State troopers working with the U.S. Secret Service say they have gotten more calls than usual related to the posh Astor Estate in Rhinebeck, an upstate town where two Norwegian journalists were charged with trespassing as they snapped photos at the estate's gate. The journalists were on assignment, covering Chelsea Clinton's expected wedding at the estate for the Oslo newspaper Verdens Gang.
Clinton, the daughter of former President Bill Clinton and Secretary of State Hillary Rodham Clinton, is expected to marry investment banker Marc Mezvinsky there on July 31, media reports say.
State police Maj. Michael A. Kopy said officers will be diligent about keeping the estate secure.
"We're aware of the visit by the former president of the United States and are working with the U.S. Secret Service as we do with all visits by protectees of the Secret Service," Kopy said. "We're responding to calls (around the estate). Anybody who is located on the grounds of the estate will be arrested and prosecuted."
Just ask Thomas Bjorn Nilsson and Kjerste Sortland. They were charged with a violation after they were stopped Wednesday afternoon on the estate, in a picturesque town along the Hudson River, 90 miles north of New York City, police said.
Kopy said Nilsson, a photographer based in New York City, and Sortland, an editor based in Norway, identified themselves as journalists and were taking pictures. He didn't know if the images were confiscated and wasn't aware whether they mentioned the Clinton wedding.
The two arrested journalists are due in court Aug. 12.
Reached in Oslo, Helje Solberg, managing editor at Verdens Gang, told The Associated Press police went overboard when Nilsson and Sortland tried to take pictures of the gate. She said they were not on the property.

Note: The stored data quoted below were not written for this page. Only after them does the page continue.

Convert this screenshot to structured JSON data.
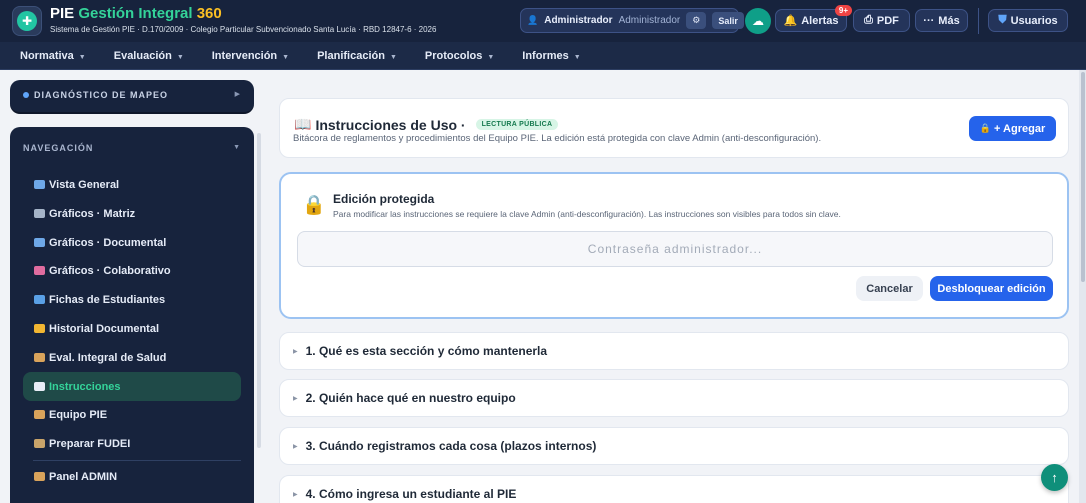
{
  "header": {
    "brand_pie": "PIE",
    "brand_gestion": "Gestión Integral",
    "brand_360": "360",
    "subtitle": "Sistema de Gestión PIE · D.170/2009 · Colegio Particular Subvencionado Santa Lucía · RBD 12847-6 · 2026",
    "user_name": "Administrador",
    "user_role": "Administrador",
    "logout_label": "Salir",
    "alerts_label": "Alertas",
    "alerts_badge": "9+",
    "pdf_label": "PDF",
    "more_label": "Más",
    "users_label": "Usuarios"
  },
  "nav": {
    "items": [
      {
        "label": "Normativa"
      },
      {
        "label": "Evaluación"
      },
      {
        "label": "Intervención"
      },
      {
        "label": "Planificación"
      },
      {
        "label": "Protocolos"
      },
      {
        "label": "Informes"
      }
    ]
  },
  "sidebar": {
    "diag_label": "DIAGNÓSTICO DE MAPEO",
    "nav_heading": "NAVEGACIÓN",
    "items": [
      {
        "label": "Vista General",
        "icon": "chart-bar-icon",
        "icon_color": "#6ea8e8"
      },
      {
        "label": "Gráficos · Matriz",
        "icon": "chart-line-icon",
        "icon_color": "#a5b4c8"
      },
      {
        "label": "Gráficos · Documental",
        "icon": "chart-bar-icon",
        "icon_color": "#6ea8e8"
      },
      {
        "label": "Gráficos · Colaborativo",
        "icon": "chart-down-icon",
        "icon_color": "#e06c9f"
      },
      {
        "label": "Fichas de Estudiantes",
        "icon": "id-card-icon",
        "icon_color": "#5aa0e6"
      },
      {
        "label": "Historial Documental",
        "icon": "folder-icon",
        "icon_color": "#f2b632"
      },
      {
        "label": "Eval. Integral de Salud",
        "icon": "person-icon",
        "icon_color": "#d9a35b"
      },
      {
        "label": "Instrucciones",
        "icon": "book-icon",
        "icon_color": "#e8eef7",
        "active": true
      },
      {
        "label": "Equipo PIE",
        "icon": "person-icon",
        "icon_color": "#d9a35b"
      },
      {
        "label": "Preparar FUDEI",
        "icon": "clipboard-icon",
        "icon_color": "#c9a46a"
      }
    ],
    "admin_label": "Panel ADMIN",
    "admin_icon_color": "#d9a35b"
  },
  "main": {
    "title": "Instrucciones de Uso ·",
    "public_badge": "LECTURA PÚBLICA",
    "subtitle": "Bitácora de reglamentos y procedimientos del Equipo PIE. La edición está protegida con clave Admin (anti-desconfiguración).",
    "add_label": "+ Agregar",
    "lock": {
      "title": "Edición protegida",
      "subtitle": "Para modificar las instrucciones se requiere la clave Admin (anti-desconfiguración). Las instrucciones son visibles para todos sin clave.",
      "password_placeholder": "Contraseña administrador...",
      "cancel_label": "Cancelar",
      "unlock_label": "Desbloquear edición"
    },
    "sections": [
      {
        "label": "1. Qué es esta sección y cómo mantenerla"
      },
      {
        "label": "2. Quién hace qué en nuestro equipo"
      },
      {
        "label": "3. Cuándo registramos cada cosa (plazos internos)"
      },
      {
        "label": "4. Cómo ingresa un estudiante al PIE"
      }
    ]
  },
  "colors": {
    "header_bg": "#17233d",
    "brand_green": "#34d399",
    "brand_yellow": "#fbbf24",
    "primary_blue": "#2563eb",
    "active_green": "#34d399"
  }
}
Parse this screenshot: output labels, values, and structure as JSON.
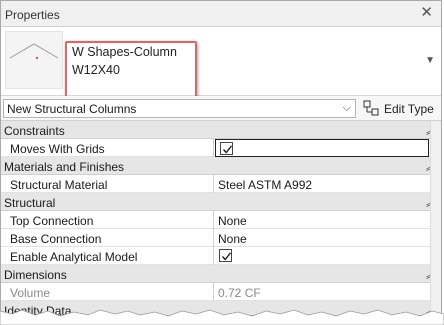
{
  "window": {
    "title": "Properties"
  },
  "type_selector": {
    "family": "W Shapes-Column",
    "type": "W12X40",
    "highlight_color": "#e06666"
  },
  "filter": {
    "selected": "New Structural Columns",
    "edit_type_label": "Edit Type"
  },
  "groups": {
    "constraints": {
      "label": "Constraints"
    },
    "materials": {
      "label": "Materials and Finishes"
    },
    "structural": {
      "label": "Structural"
    },
    "dimensions": {
      "label": "Dimensions"
    },
    "identity": {
      "label": "Identity Data"
    }
  },
  "properties": {
    "moves_with_grids": {
      "name": "Moves With Grids",
      "checked": true
    },
    "structural_material": {
      "name": "Structural Material",
      "value": "Steel ASTM A992"
    },
    "top_connection": {
      "name": "Top Connection",
      "value": "None"
    },
    "base_connection": {
      "name": "Base Connection",
      "value": "None"
    },
    "enable_analytical_model": {
      "name": "Enable Analytical Model",
      "checked": true
    },
    "volume": {
      "name": "Volume",
      "value": "0.72 CF"
    }
  }
}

"We did not realize it was forbidden to take the picture of the gate of the house where the Clinton wedding is to be," she said.
Solberg said the paper will pay the fine — in New York, trespassing is a violation punishable by up to 15 days in jail and/or a fine up to $250 — even though "we see this as an overreaction."
"The Clinton wedding has a public interest," Solberg said.
The estate was designed by renowned architect Stanford White for John Jacob Astor IV, the early 20th-century millionaire who died when the Titanic went down. It recently was on the market for $12 million, real estate agents said.
Rhinebeck, a town of about 8,000 residents, is just 75 miles from the Chappaqua, N.Y., home the former president and first lady bought before her successful run for the U.S. Senate in 2000. The Clintons have passed through the town a number of times.